The reality is, as far as we’re concerned, anyway, and this is based on years of working with people who are struggling in this way. The vast majority of addicts we’ve met, they haven’t got an addictive personality. We can’t be born with one, and I don’t know what one is. What I do know is that as human beings, we have some very basic emotional needs that we’re born with: love, intimacy, connection, community.
The vast majority of clients that I’ve met who have a dependency on a behavior or a drug, they’re using that behavior or drug almost as a surrogate to meet their emotional needs. If you like, the marijuana smoker is able to go to what I would call kind of an instant gratification strategy to help them to change the way that they feel, because they’re feeling uncomfortable in relation to, for example, not connecting with their loved ones, or not having a group of friends that they can spend time with. Now obviously, that addiction or dependency is not helping them to achieve that emotional need.
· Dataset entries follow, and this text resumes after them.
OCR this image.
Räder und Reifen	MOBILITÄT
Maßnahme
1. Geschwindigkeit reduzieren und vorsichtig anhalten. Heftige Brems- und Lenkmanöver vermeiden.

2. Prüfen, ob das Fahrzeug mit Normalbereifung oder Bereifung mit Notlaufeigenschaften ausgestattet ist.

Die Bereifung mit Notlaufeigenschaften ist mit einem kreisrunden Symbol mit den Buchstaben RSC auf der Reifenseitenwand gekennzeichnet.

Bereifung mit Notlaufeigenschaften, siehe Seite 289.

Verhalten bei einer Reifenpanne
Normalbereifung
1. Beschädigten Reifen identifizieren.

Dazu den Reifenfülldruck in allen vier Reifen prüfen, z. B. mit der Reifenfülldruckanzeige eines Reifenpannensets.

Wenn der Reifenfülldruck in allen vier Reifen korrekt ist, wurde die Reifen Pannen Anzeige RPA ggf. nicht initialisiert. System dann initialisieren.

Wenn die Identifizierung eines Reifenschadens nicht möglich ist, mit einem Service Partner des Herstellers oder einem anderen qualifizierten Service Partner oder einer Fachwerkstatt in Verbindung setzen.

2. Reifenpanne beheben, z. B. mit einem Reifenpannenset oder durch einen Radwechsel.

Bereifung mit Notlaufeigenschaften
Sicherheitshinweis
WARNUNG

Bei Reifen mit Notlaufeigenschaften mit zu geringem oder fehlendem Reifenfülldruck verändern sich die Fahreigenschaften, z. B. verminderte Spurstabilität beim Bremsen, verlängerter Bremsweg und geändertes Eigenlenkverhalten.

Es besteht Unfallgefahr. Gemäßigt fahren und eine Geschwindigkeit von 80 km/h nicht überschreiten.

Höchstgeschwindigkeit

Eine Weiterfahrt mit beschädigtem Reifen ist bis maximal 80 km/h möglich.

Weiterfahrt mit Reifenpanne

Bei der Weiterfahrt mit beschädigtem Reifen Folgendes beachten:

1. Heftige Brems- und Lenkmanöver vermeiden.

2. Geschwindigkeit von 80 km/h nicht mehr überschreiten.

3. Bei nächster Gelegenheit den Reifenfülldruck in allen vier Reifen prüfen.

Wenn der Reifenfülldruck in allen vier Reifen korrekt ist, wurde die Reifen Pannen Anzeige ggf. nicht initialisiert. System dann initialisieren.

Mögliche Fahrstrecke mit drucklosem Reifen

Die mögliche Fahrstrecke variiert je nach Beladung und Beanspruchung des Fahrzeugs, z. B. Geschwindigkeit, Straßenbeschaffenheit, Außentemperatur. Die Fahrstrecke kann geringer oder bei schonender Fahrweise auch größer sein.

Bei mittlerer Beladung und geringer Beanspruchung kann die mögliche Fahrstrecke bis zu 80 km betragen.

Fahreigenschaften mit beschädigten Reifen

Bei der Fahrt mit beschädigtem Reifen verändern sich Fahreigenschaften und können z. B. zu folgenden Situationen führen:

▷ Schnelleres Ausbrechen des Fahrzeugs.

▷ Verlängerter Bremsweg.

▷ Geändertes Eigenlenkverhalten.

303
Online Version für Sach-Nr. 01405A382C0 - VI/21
In fact, if anything, it’s making it harder and harder for them to make progress.
The work that we do is invariably to help a client to better understand themselves in relation to this specifically, to help them undertake an audit of their emotional needs currently, to gently point out to them areas that they might choose to do some work on. Invariably, we find that very quickly, once a client becomes a little bit more aware of why it is that they are doing what they’re doing and how the clearer view is to what other strategies they might use, it’s amazing how quickly those addictions start to fall away. No epiphany, no cartwheels down the corridor singing ‘Hallelujah, I’m saved.’ Just a genuine shift from a victim mentality of “This is part of my personality, and therefore I’m stuffed,” through to them taking control and undertaking some very basic action to help ensure that they experience a life changing shift.